Attendees also pressed the commission about ballot logistics. Commissioners and an elections-experienced panelist said a crowded ballot can cause voter fatigue; they noted that printing an 11×17 ballot to fit many measures could add roughly $80,000 in cost and create additional administrative duplication and risks if voters accidentally tear larger ballots. Commissioners said they have discussed using vote counts from the commission as a factor when deciding what ultimately goes to the ballot to avoid overwhelming voters.
One potentially consequential proposal explained in the town hall, amendment 2640, would lower verified-signature thresholds on initiative and referendum petitions from 10% to 8%, allow transfer of signatures from an unsuccessful initiative to a mini-initiative if 3% of valid signatures are obtained, and permit the auditor to use random statistical sampling (no fewer than 3,000 signatures) to verify petitions while prohibiting rejection based solely on sampling.

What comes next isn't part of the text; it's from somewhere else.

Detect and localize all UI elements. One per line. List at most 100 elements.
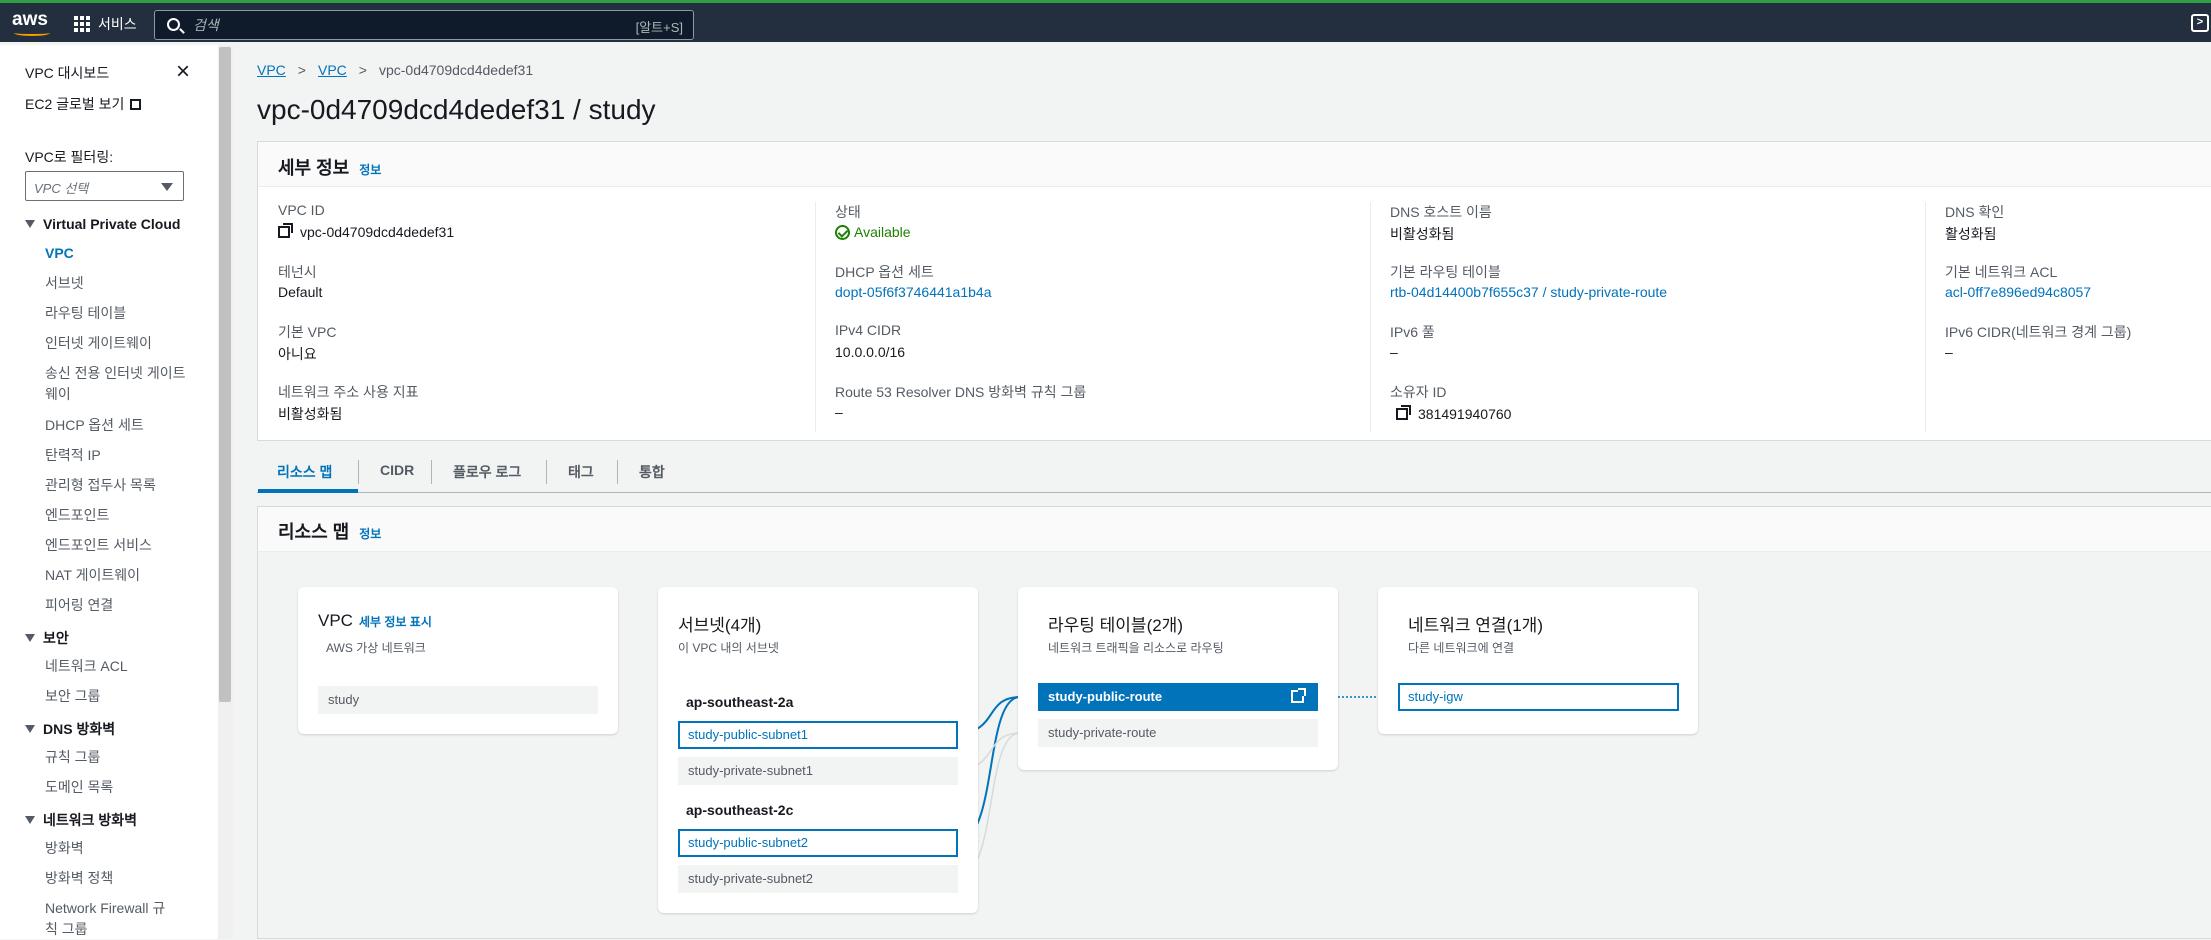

What’s next: commissioners encouraged attendees to provide written feedback (comment cards at the meeting, the online form, or the charter review email charterreview@clark.wa.gov) and to contact amendment sponsors directly with questions. Meeting minutes record roll-call votes for proposals, and many resolution packets and fiscal analyses are posted on the county website at clark.wa.gov/charter/charter-review-commission-proposed-amendments. The commission reiterated that the final vote to move proposals to the ballot is scheduled for July 8; any item that the commission approves there would still require majority voter approval to become part of the charter.
The town hall closed with commissioners urging continued public engagement and reminding residents another charter review cycle will occur in five years.